Rückforderung für drei Jahre möglich
Heftig wird es aber, wenn es um die bisher unter dieser Praxis gezahlten Kontoentgelte geht. Denn viele Kunden können wahrscheinlich seit 2018 auf dieser Basis zustande gekommene Erhöhungen vollständig zurückfordern. Unklar ist wohl noch, ob die Banken von sich aus auf die Kunden zugehen, oder diese das Geld aktiv zurückfordern müssten. In jedem Fall ist es eine herbe Niederlage für Branche.
Milliarden im Feuer?
Bafin-Exekutivdirekter Raimund Röseler erklärte vor Wochen, auf die Branche könnten in einem „Worst-Case-Szenario“ Belastungen im Umfang eines halben Jahresüberschusses zukommen. Branchenweit könnte es somit um einen Milliardenbetrag gehen. Institute müssten Rückstellungen bilden, auch die Commerzbank wäre betroffen. Das Geldhaus wollte zum 1. Mai die Gebühren für Comdirect-Kunden erhöhen und das kostenlose Girokonto de facto abschaffen. Aufgrund des Urteils sah man vorerst davon ab. Geäußert hat sich der Konzern seitdem nicht mehr öffentlich. Man wolle die Urteilsbegründung abwarten, hieß es zuletzt.
Die Commerzbank-Aktie stören die News zu den Kontogebühren heute nicht, der Kurs steigt satt an. Die Notierung unternimmt einen neuen Anlauf, um den wichtigen Widerstand am Vor-Corona-Hoch bei 6,83 Euro zu knacken. Bereits zwei Mal scheiterte die Aktie daran jedoch zuletzt.

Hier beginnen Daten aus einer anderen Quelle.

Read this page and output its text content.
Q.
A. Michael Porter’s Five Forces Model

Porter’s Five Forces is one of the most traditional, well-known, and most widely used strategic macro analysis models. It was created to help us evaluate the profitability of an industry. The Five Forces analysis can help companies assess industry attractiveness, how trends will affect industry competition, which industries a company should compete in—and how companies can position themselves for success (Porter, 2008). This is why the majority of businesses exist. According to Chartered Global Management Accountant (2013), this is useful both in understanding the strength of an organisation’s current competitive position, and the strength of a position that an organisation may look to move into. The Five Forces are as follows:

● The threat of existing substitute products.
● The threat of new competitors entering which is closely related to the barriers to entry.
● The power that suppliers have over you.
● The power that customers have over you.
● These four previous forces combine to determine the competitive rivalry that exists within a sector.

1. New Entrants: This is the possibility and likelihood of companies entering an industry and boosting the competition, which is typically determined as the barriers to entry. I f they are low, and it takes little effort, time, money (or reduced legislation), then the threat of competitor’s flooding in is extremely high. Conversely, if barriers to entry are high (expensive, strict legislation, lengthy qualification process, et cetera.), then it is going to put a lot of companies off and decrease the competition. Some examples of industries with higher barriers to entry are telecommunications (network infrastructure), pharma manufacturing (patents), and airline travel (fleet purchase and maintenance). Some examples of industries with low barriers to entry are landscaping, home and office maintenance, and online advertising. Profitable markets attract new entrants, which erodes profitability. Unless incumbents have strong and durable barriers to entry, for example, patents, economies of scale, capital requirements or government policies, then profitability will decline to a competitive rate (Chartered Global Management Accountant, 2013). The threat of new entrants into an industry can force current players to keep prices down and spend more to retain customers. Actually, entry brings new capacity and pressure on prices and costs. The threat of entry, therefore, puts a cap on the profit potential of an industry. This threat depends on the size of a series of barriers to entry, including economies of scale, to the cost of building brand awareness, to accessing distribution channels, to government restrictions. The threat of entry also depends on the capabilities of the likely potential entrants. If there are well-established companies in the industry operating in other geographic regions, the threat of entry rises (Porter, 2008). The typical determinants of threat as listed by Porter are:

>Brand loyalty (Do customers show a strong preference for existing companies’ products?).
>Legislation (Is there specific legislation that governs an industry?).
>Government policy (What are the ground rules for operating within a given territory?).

Die Risiken durch Rückzahlungen an Kunden aufgrund des jüngsten Urteils sind derzeit nicht absehbar. Die Bank müsste im schlimmsten Fall Rückstellungen bilden, deren Höhe aber ungewiss ist. Wie erwähnt wird es stark davon abhängen, ob die Branche oder die Commerzbank selbst von sich aus die Gelder zurückzahlen, oder nicht. Investierte Anleger bleiben dabei.